Scuba diving is a incomparable and great experience that everyone ought to try at least once in their lifetime. Nevertheless, without proper training and preparation, scuba diving can also be a dangerous undertaking, with hazards that can affect the unprepared. With proper equipment and precautions, however, it is a safe and wonderful thing to do. Here are a few safety tips for the beginning scuba diver to consider before taking up diving in earnest.
Going underwater isn't just putting on a wetsuit and then jumping off the boat. Given that there are some dangers, here are some useful tips that are strictly enforced especially when taking a vacation in a private resort.

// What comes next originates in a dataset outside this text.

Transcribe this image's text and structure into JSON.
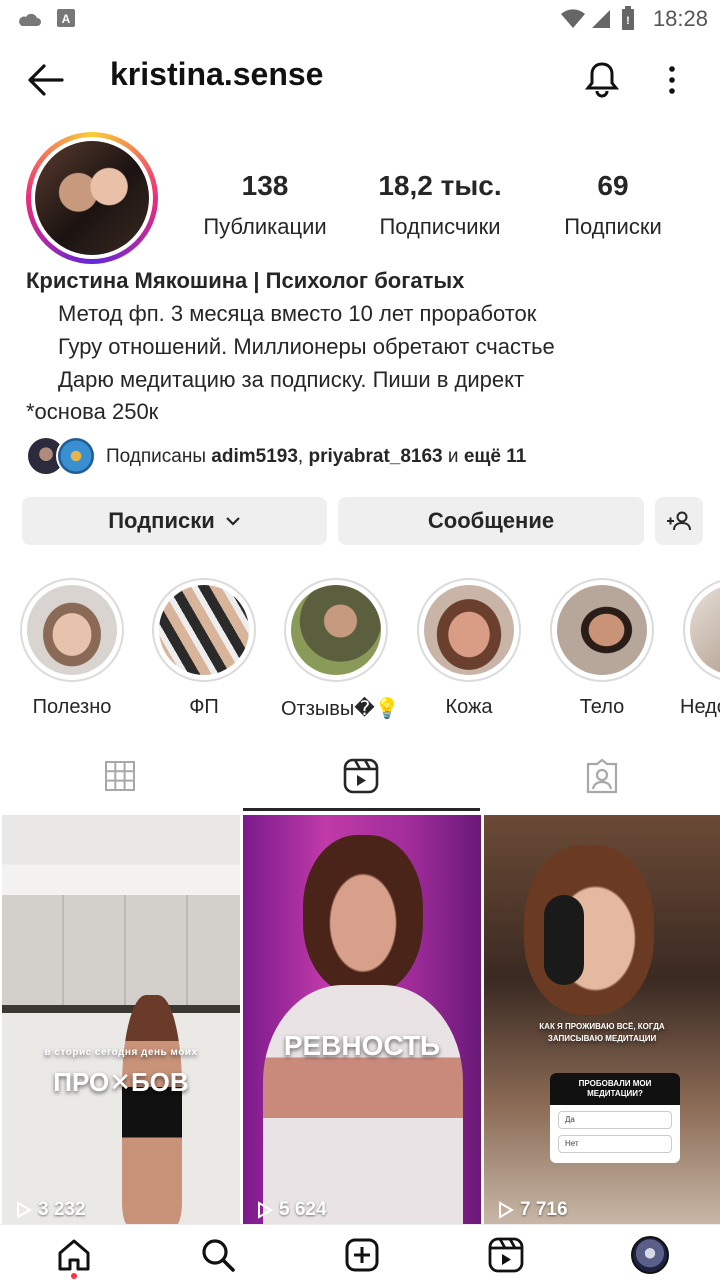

1. Training - Get certified. Take a training course that has official certification. If diving only for sport while on vacation like some people do, make sure that you have a certified instructor accompanying you on your dive. If diving in earnest, take a course that will actually give you a certificate for diving (not necessarily as an instructor, but one that will register you as a certified and capable scuba diver).
2. Proper equipment is a must - your training and certification should also include care and maintenance of the scuba equipment. If you're using your own equipment, make sure that you take excellent care of it, keeping it in top condition. No matter how skilled you are at navigating underwater, man is NOT biologically aquatic, and your equipment is all that's keeping you alive down there. If renting equipment, give it much more than a cursory once-over. Examine it carefully to make sure there are no flaws in the gear that might cause it to fail during a dive. One of the hazards of scuba diving is drowning if your breathing apparatus gives out.
3. Before diving from the boat, divers should always check the equipment. There are people who prepare the equipment but you should double check to make sure the oxygen gauge is full, the zippers and the locks on the wetsuit and the fins are working and the goggles aren't foggy.
People who do not check on the equipment will have to surface immediately ahead of the others thus ruining the underwater adventure.
4. Learn the basic signs used underwater.
5. Don't Dive Alone - Always have a dive buddy or an instructor with you, as long as you are with someone who has more experience than you. If you're diving with a buddy, don't bring along someone who's also a newbie if you yourself are new to the game. If you're an old hand diving with a noobie, make sure that your partner knows how to follow your instructions once underwater. If you MUST dive alone, then at least have someone manning the boat on the surface to make sure you've got a buddy on overwatch.
6. Avoid Places Where Bad Things reside - your training and certification in scuba will include a ranking that determines what levels of underwater hazards you're trained to tackle. Avoid any places that you aren't certified to handle. These areas will usually be very dangerous for the untrained, and will usually include special hazards that need their own branch of specialized scuba training or certain pieces of equipment to overcome. Examples include scuba diving in shark infested waters, ice floes, amongst coral reefs with toxic or aggressive underwater lifeforms, underwater caves, and shipwrecks.
7. Physical Conditioning - see a doctor before taking up scuba. Make sure that your doctor gives you a clean bill of health for the physical exertions required in scuba diving. While mentally relaxing, scuba diving involves enough physical effort that people with weak cardiovascular and especially respiratory systems can't indulge in it. Asthma, a weak heart, tendencies for asphyxiation, all of these can disqualify a person from scuba diving.
8. Study conditions before the dive - listen to weather reports before the dive to make sure you don't wind up diving during a typhoon or worse, a thunderstorm. Even if the conditions seem okay for diving, make sure to pack enough medical equipment to compensate for sudden changes in the weather. Even if it's a heat wave and not something related to wind and rain, adverse weather can be problematic. Heat waves have been known to cause heat stroke and dehydration
Scuba diving is a lot of fun. By learning the basics, you will be able to enjoy the adventure time and again in different dive spots across the country to see something different that is better than what Sea World has to offer.